The ‘voice problem’: why AI writing sounds the same—and how to reclaim style
Simon notes AI-generated writing often lacks a distinct personal voice and is becoming easy to spot. Ethan argues AI does have a voice—its own—and suggests a method to approximate a user’s style via style extraction and custom instructions, while warning it can become a parody and still needs human intent and editing.
Apprenticeship just broke: the junior pipeline crisis in an AI workplace
Ethan explains why “AI-native” isn’t the advantage people assume: juniors may adopt tools quickly but lack the expertise to judge outputs. As managers delegate to AI rather than juniors, traditional grunt-work learning loops collapse, threatening how organizations develop future experts.
Art, intention, and meaning: what changes when creators aren’t human?
They explore why human-made art feels different: buyers value story, intention, and the joy of human creativity—not just the artifact. Ethan adds that AI can produce “beautiful nonsense” where audiences supply meaning that wasn’t intentionally placed there, shifting where interpretation lives.

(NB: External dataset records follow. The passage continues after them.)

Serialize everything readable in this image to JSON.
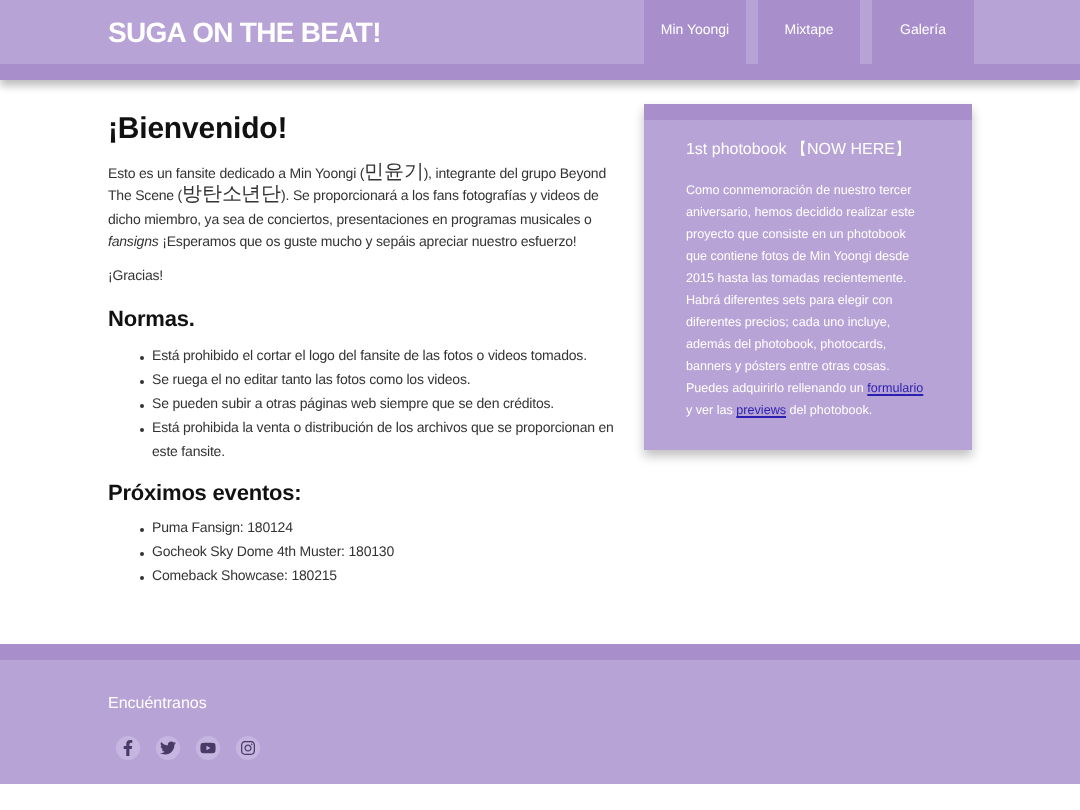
{
  "header": {
    "title": "SUGA ON THE BEAT!",
    "nav": [
      {
        "label": "Min Yoongi"
      },
      {
        "label": "Mixtape"
      },
      {
        "label": "Galería"
      }
    ]
  },
  "main": {
    "heading": "¡Bienvenido!",
    "intro_parts": [
      {
        "kind": "latin",
        "text": "Esto es un fansite dedicado a Min Yoongi ("
      },
      {
        "kind": "cjk",
        "text": "민윤기"
      },
      {
        "kind": "latin",
        "text": "), integrante del grupo Beyond The Scene ("
      },
      {
        "kind": "cjk",
        "text": "방탄소년단"
      },
      {
        "kind": "latin",
        "text": "). Se proporcionará a los fans fotografías y videos de dicho miembro, ya sea de conciertos, presentaciones en programas musicales o *fansigns* ¡Esperamos que os guste mucho y sepáis apreciar nuestro esfuerzo!"
      }
    ],
    "thanks": "¡Gracias!",
    "rules_heading": "Normas.",
    "rules": [
      "Está prohibido el cortar el logo del fansite de las fotos o videos tomados.",
      "Se ruega el no editar tanto las fotos como los videos.",
      "Se pueden subir a otras páginas web siempre que se den créditos.",
      "Está prohibida la venta o distribución de los archivos que se proporcionan en este fansite."
    ],
    "events_heading": "Próximos eventos:",
    "events": [
      "Puma Fansign: 180124",
      "Gocheok Sky Dome 4th Muster: 180130",
      "Comeback Showcase: 180215"
    ]
  },
  "card": {
    "title": "1st photobook 【NOW HERE】",
    "body": [
      {
        "kind": "text",
        "text": "Como conmemoración de nuestro tercer aniversario, hemos decidido realizar este proyecto que consiste en un photobook que contiene fotos de Min Yoongi desde 2015 hasta las tomadas recientemente. Habrá diferentes sets para elegir con diferentes precios; cada uno incluye, además del photobook, photocards, banners y pósters entre otras cosas. Puedes adquirirlo rellenando un "
      },
      {
        "kind": "link",
        "text": "formulario"
      },
      {
        "kind": "text",
        "text": " y ver las "
      },
      {
        "kind": "link",
        "text": "previews"
      },
      {
        "kind": "text",
        "text": " del photobook."
      }
    ]
  },
  "footer": {
    "heading": "Encuéntranos",
    "social": [
      {
        "kind": "facebook"
      },
      {
        "kind": "twitter"
      },
      {
        "kind": "youtube"
      },
      {
        "kind": "instagram"
      }
    ]
  }
}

Commoditization and the rise of taste: why brands and stars may fade
If AI makes quality ubiquitous, Simon wonders how people and companies stand out—analogous to movie stars losing pull as franchises dominate. Ethan argues that in a world of generic excellence, taste, curation, and distinct direction become central; we may care more about individual vision than large organizations.
Models, apps, and harnesses: the three-layer map of the AI ecosystem
Ethan provides a simple framework for understanding AI products: models (the brains), apps (interfaces/tools), and harnesses (capabilities like browsing, coding, file access). He notes that providers differ not just by model quality, but by tooling depth and how well AI can act on your environment.

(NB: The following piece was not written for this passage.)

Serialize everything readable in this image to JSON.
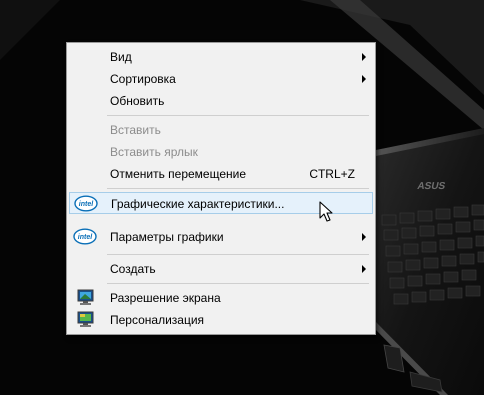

Privacy, security, and trust: what risks are real when AI has your data?
They address concerns about data use, training, and whether others can “query” your private content. Ethan likens AI account security to email security: major risks include user account compromise and the expanded danger of giving agents access to systems that can take actions on your behalf.

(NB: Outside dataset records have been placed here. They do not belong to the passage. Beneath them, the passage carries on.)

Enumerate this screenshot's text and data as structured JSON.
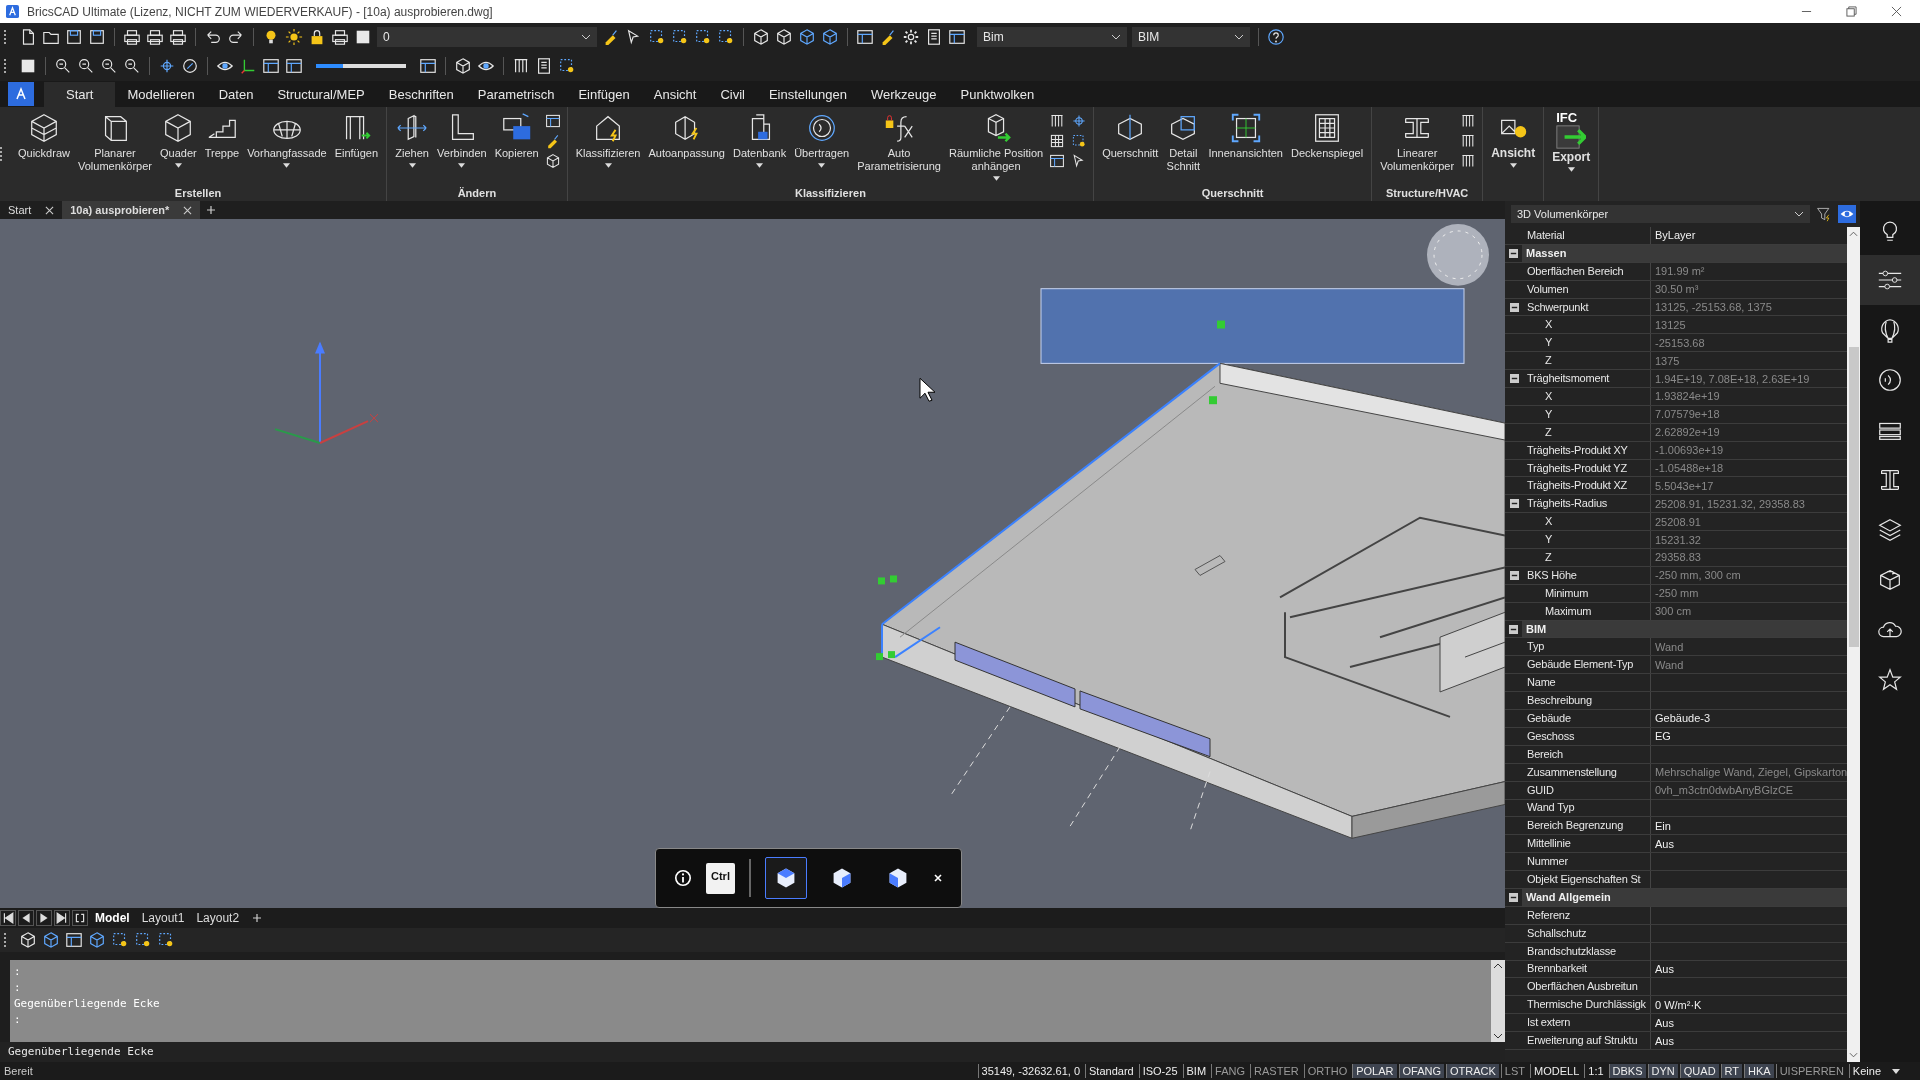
{
  "window": {
    "title": "BricsCAD Ultimate (Lizenz, NICHT ZUM WIEDERVERKAUF) - [10a) ausprobieren.dwg]"
  },
  "quick_toolbar": {
    "layer": "0",
    "workspace": "Bim",
    "profile": "BIM",
    "slider": {
      "level": 0.3
    }
  },
  "ribbon": {
    "tabs": [
      {
        "label": "Start",
        "selected": true
      },
      {
        "label": "Modellieren",
        "selected": false
      },
      {
        "label": "Daten",
        "selected": false
      },
      {
        "label": "Structural/MEP",
        "selected": false
      },
      {
        "label": "Beschriften",
        "selected": false
      },
      {
        "label": "Parametrisch",
        "selected": false
      },
      {
        "label": "Einfügen",
        "selected": false
      },
      {
        "label": "Ansicht",
        "selected": false
      },
      {
        "label": "Civil",
        "selected": false
      },
      {
        "label": "Einstellungen",
        "selected": false
      },
      {
        "label": "Werkzeuge",
        "selected": false
      },
      {
        "label": "Punktwolken",
        "selected": false
      }
    ],
    "groups": [
      {
        "kind": "titled",
        "title": "Erstellen",
        "buttons": [
          {
            "label": "Quickdraw",
            "dropdown": false
          },
          {
            "label": "Planarer\nVolumenkörper",
            "dropdown": false
          },
          {
            "label": "Quader",
            "dropdown": true
          },
          {
            "label": "Treppe",
            "dropdown": false
          },
          {
            "label": "Vorhangfassade",
            "dropdown": true
          },
          {
            "label": "Einfügen",
            "dropdown": false
          }
        ]
      },
      {
        "kind": "titled",
        "title": "Ändern",
        "buttons": [
          {
            "label": "Ziehen",
            "dropdown": true
          },
          {
            "label": "Verbinden",
            "dropdown": true
          },
          {
            "label": "Kopieren",
            "dropdown": false
          }
        ]
      },
      {
        "kind": "titled",
        "title": "Klassifizieren",
        "buttons": [
          {
            "label": "Klassifizieren",
            "dropdown": true
          },
          {
            "label": "Autoanpassung",
            "dropdown": false
          },
          {
            "label": "Datenbank",
            "dropdown": true
          },
          {
            "label": "Übertragen",
            "dropdown": true
          },
          {
            "label": "Auto\nParametrisierung",
            "dropdown": false
          },
          {
            "label": "Räumliche Position\nanhängen",
            "dropdown": true
          }
        ]
      },
      {
        "kind": "titled",
        "title": "Querschnitt",
        "buttons": [
          {
            "label": "Querschnitt",
            "dropdown": false
          },
          {
            "label": "Detail\nSchnitt",
            "dropdown": false
          },
          {
            "label": "Innenansichten",
            "dropdown": false
          },
          {
            "label": "Deckenspiegel",
            "dropdown": false
          }
        ]
      },
      {
        "kind": "titled",
        "title": "Structure/HVAC",
        "buttons": [
          {
            "label": "Linearer\nVolumenkörper",
            "dropdown": false
          }
        ]
      },
      {
        "kind": "plain",
        "buttons": [
          {
            "label": "Ansicht",
            "dropdown": true
          }
        ]
      },
      {
        "kind": "plain",
        "buttons": [
          {
            "label": "Export",
            "dropdown": true,
            "icon_text": "IFC"
          }
        ]
      }
    ]
  },
  "document_tabs": [
    {
      "label": "Start",
      "selected": false
    },
    {
      "label": "10a) ausprobieren*",
      "selected": true
    }
  ],
  "viewport": {
    "quad_toolbar": {
      "key": "Ctrl",
      "modes": [
        {
          "selected": true
        },
        {
          "selected": false
        },
        {
          "selected": false
        }
      ]
    }
  },
  "layout_tabs": [
    {
      "label": "Model",
      "selected": true
    },
    {
      "label": "Layout1",
      "selected": false
    },
    {
      "label": "Layout2",
      "selected": false
    }
  ],
  "command_line": {
    "history": [
      ":",
      ":",
      "Gegenüberliegende Ecke",
      ":"
    ],
    "prompt": "Gegenüberliegende Ecke"
  },
  "properties": {
    "object_type": "3D Volumenkörper",
    "material": {
      "name": "Material",
      "value": "ByLayer"
    },
    "categories": [
      {
        "label": "Massen",
        "expanded": true,
        "rows": [
          {
            "name": "Oberflächen Bereich",
            "value": "191.99 m²",
            "readonly": true
          },
          {
            "name": "Volumen",
            "value": "30.50 m³",
            "readonly": true
          },
          {
            "name": "Schwerpunkt",
            "value": "13125, -25153.68, 1375",
            "readonly": true,
            "expanded": true,
            "children": [
              {
                "name": "X",
                "value": "13125",
                "readonly": true
              },
              {
                "name": "Y",
                "value": "-25153.68",
                "readonly": true
              },
              {
                "name": "Z",
                "value": "1375",
                "readonly": true
              }
            ]
          },
          {
            "name": "Trägheitsmoment",
            "value": "1.94E+19, 7.08E+18, 2.63E+19",
            "readonly": true,
            "expanded": true,
            "children": [
              {
                "name": "X",
                "value": "1.93824e+19",
                "readonly": true
              },
              {
                "name": "Y",
                "value": "7.07579e+18",
                "readonly": true
              },
              {
                "name": "Z",
                "value": "2.62892e+19",
                "readonly": true
              }
            ]
          },
          {
            "name": "Trägheits-Produkt XY",
            "value": "-1.00693e+19",
            "readonly": true
          },
          {
            "name": "Trägheits-Produkt YZ",
            "value": "-1.05488e+18",
            "readonly": true
          },
          {
            "name": "Trägheits-Produkt XZ",
            "value": "5.5043e+17",
            "readonly": true
          },
          {
            "name": "Trägheits-Radius",
            "value": "25208.91, 15231.32, 29358.83",
            "readonly": true,
            "expanded": true,
            "children": [
              {
                "name": "X",
                "value": "25208.91",
                "readonly": true
              },
              {
                "name": "Y",
                "value": "15231.32",
                "readonly": true
              },
              {
                "name": "Z",
                "value": "29358.83",
                "readonly": true
              }
            ]
          },
          {
            "name": "BKS Höhe",
            "value": "-250 mm, 300 cm",
            "readonly": true,
            "expanded": true,
            "children": [
              {
                "name": "Minimum",
                "value": "-250 mm",
                "readonly": true
              },
              {
                "name": "Maximum",
                "value": "300 cm",
                "readonly": true
              }
            ]
          }
        ]
      },
      {
        "label": "BIM",
        "expanded": true,
        "rows": [
          {
            "name": "Typ",
            "value": "Wand",
            "readonly": true
          },
          {
            "name": "Gebäude Element-Typ",
            "value": "Wand",
            "readonly": true
          },
          {
            "name": "Name"
          },
          {
            "name": "Beschreibung"
          },
          {
            "name": "Gebäude",
            "value": "Gebäude-3",
            "readonly": false
          },
          {
            "name": "Geschoss",
            "value": "EG",
            "readonly": false
          },
          {
            "name": "Bereich"
          },
          {
            "name": "Zusammenstellung",
            "value": "Mehrschalige Wand, Ziegel, Gipskarton",
            "readonly": true
          },
          {
            "name": "GUID",
            "value": "0vh_m3ctn0dwbAnyBGlzCE",
            "readonly": true
          },
          {
            "name": "Wand Typ"
          },
          {
            "name": "Bereich Begrenzung",
            "value": "Ein",
            "readonly": false
          },
          {
            "name": "Mittellinie",
            "value": "Aus",
            "readonly": false
          },
          {
            "name": "Nummer"
          },
          {
            "name": "Objekt Eigenschaften St"
          }
        ]
      },
      {
        "label": "Wand Allgemein",
        "expanded": true,
        "rows": [
          {
            "name": "Referenz"
          },
          {
            "name": "Schallschutz"
          },
          {
            "name": "Brandschutzklasse"
          },
          {
            "name": "Brennbarkeit",
            "value": "Aus",
            "readonly": false
          },
          {
            "name": "Oberflächen Ausbreitun"
          },
          {
            "name": "Thermische Durchlässigk",
            "value": "0 W/m²·K",
            "readonly": false
          },
          {
            "name": "Ist extern",
            "value": "Aus",
            "readonly": false
          },
          {
            "name": "Erweiterung auf Struktu",
            "value": "Aus",
            "readonly": false
          }
        ]
      }
    ]
  },
  "status_bar": {
    "message": "Bereit",
    "items": [
      {
        "kind": "text",
        "label": "35149, -32632.61, 0"
      },
      {
        "kind": "text",
        "label": "Standard"
      },
      {
        "kind": "text",
        "label": "ISO-25"
      },
      {
        "kind": "text",
        "label": "BIM"
      },
      {
        "kind": "toggle",
        "label": "FANG",
        "on": false
      },
      {
        "kind": "toggle",
        "label": "RASTER",
        "on": false
      },
      {
        "kind": "toggle",
        "label": "ORTHO",
        "on": false
      },
      {
        "kind": "toggle",
        "label": "POLAR",
        "on": true
      },
      {
        "kind": "toggle",
        "label": "OFANG",
        "on": true
      },
      {
        "kind": "toggle",
        "label": "OTRACK",
        "on": true
      },
      {
        "kind": "toggle",
        "label": "LST",
        "on": false
      },
      {
        "kind": "text",
        "label": "MODELL"
      },
      {
        "kind": "text",
        "label": "1:1"
      },
      {
        "kind": "toggle",
        "label": "DBKS",
        "on": true
      },
      {
        "kind": "toggle",
        "label": "DYN",
        "on": true
      },
      {
        "kind": "toggle",
        "label": "QUAD",
        "on": true
      },
      {
        "kind": "toggle",
        "label": "RT",
        "on": true
      },
      {
        "kind": "toggle",
        "label": "HKA",
        "on": true
      },
      {
        "kind": "toggle",
        "label": "UISPERREN",
        "on": false
      },
      {
        "kind": "text",
        "label": "Keine"
      }
    ]
  }
}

Education in an AI era: preventing ‘answer-getting’ from replacing learning
Ethan describes his evolving classroom policies: early permissiveness broke once models matched students’ baseline performance. The solution is redesign—more in-class work, structured AI use, AI tutors that challenge rather than answer, and assignments anchored in students’ real expertise and experience.
Your brain on technology: what we give up—and why thinking can still grow
Simon worries that delegating too much to machines could erode critical thinking, not just memory. Ethan argues AI can also expand thinking by enabling high-quality conversation and personalized tutoring—if society intentionally chooses effortful learning over frictionless shortcutting.
The conversation trick: make AI debate you, critique you, and improve your reasoning
They share practical methods for using voice or chat to learn: debate at your level, but counter AI’s tendency to agree by instructing it to be a critic. Ethan adds a meta-layer: ask the AI to analyze your argument patterns and simulate different readers to stress-test clarity, rigor, and persuasion.
What keeps Ethan up at night: chaos, misinformation, and policy paralysis
Ethan’s core fear is not a single apocalyptic event but a Dickensian period of upheaval: uneven impacts, deepfakes, trust collapse, and inadequate safety nets. He emphasizes that systems are already powerful and improving quickly, while public debate and policymaking remain stuck in extremes.
Your agency in the AI revolution: build augmentation paths, not human replacements
They end by focusing on individual and organizational agency: society can shape policy, but day-to-day choices about augmentation determine whether AI improves work or simply eliminates roles. Ethan urges leaders to pursue human-thriving use cases and resist defaulting to profit-only automation, while Simon stresses authenticity and preserving real human presence.